Un nouveau coup est venu de Washington, via une discrète publication dans le journal officiel de l’administration américaine, qui sanctionne le gisement Ioujno-Kirinskoïé au large de l’Extrême-Orient russe.

Or, ce projet de Gazprom doit servir de base à l’augmentation de la production de gaz naturel liquéfié (GNL) sur l’île voisine de Sakhaline, voire selon la presse entrer dans un échange d’actifs avec la major anglo-néerlandaise Shell. Son exploitation, à grande profondeur, semble compromise sans technologies étrangères.

Au delà de Gazprom, “c’est une mauvaise nouvelle pour la Russie car le développement du GNL constitue un objectif stratégique” avec pour objectif le marché Asie-Pacifique, observe Valéri Nesterov, analyste de la banque Sberbank Investment CIB.

Gazprom cherche de longue date à se tourner vers l’Asie alors que les relations se tendent entre l’Union européenne et l’entreprise, accusée régulièrement d’agir en suivant davantage les intérêts géopolitiques de Moscou que la seule logique commerciale. La crise ukrainienne n’a fait que renforcer la volonté de chaque côté de réduire sa dépendance à l’autre… sans pouvoir se passer l’un de l’autre.

Car le groupe russe ne cesse de le répéter: la demande en gaz augmente en Europe et les ressources russes restent les plus accessibles et compétitives face aux projets concurrents. Pour Gazprom, les exportations vers l’Europe, attendues en hausse cette année, continuent de générer de confortables bénéfices, encore en hausse au premier trimestre malgré la chute des cours des hydrocarbures.

TurkStream retardé

Bruxelles semble faire la sourde oreille, allant jusqu’à bloquer le projet de gazoduc russe South Stream vers le sud de l’Europe. En réaction, Vladimir Poutine a annoncé un autre tuyau, cette fois vers la Turquie. Les pays européens qui s’alimentent via l’Ukraine devront, à partir de 2019, aller y chercher le gaz russe dont ils ont besoin.

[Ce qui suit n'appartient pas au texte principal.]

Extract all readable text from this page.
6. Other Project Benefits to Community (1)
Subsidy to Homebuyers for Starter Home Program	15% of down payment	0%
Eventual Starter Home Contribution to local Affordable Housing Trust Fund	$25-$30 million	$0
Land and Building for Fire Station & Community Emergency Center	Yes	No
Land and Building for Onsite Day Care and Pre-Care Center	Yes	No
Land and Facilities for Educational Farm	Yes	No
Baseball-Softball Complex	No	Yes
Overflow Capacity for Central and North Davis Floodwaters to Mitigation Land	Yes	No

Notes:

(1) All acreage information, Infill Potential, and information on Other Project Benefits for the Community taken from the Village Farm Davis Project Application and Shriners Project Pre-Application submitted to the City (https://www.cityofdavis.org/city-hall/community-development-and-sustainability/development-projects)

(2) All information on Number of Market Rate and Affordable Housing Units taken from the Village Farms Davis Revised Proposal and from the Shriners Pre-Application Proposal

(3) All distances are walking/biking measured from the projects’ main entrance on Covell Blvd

Gazprom veut donc aller vite. Mais le démarrage du chantier de “Turkstream”, prévu en juin, se fait attendre faute d’accord définitif avec Ankara, peu probable avant de nouvelles élections prévues en Turquie. Pour Mikhaïl Kortchemkine, du cabinet East European Gas Analysis, les chances du gazoduc d’aboutir sont même “proches de zéro”.

Pour ses détracteurs, Gazprom a réagi trop tard à l’évolution considérable au marché du gaz ces dernières années, en s’accrochant à ses contrats à long terme liés aux cours du pétrole.

Certains experts pensent que la Russie gagnerait à découper le mastodonte actuels en morceaux plus efficaces, réactifs et transparents. Ses concurrents verraient d’un bon oeil une libéralisation accrue du secteur gazier, tel le groupe pétrolier Rosneft, dirigé par l’influent Igor Setchine. Selon la presse russe, il a demandé au gouvernement d’ouvrir davantage les exportations de gaz à la concurrence et proposé de scinder le groupe en deux, séparant production et transport.

L’expert Mikhaïl Kortchemkine prédit un tel démantèlement “d’ici à quelques années”.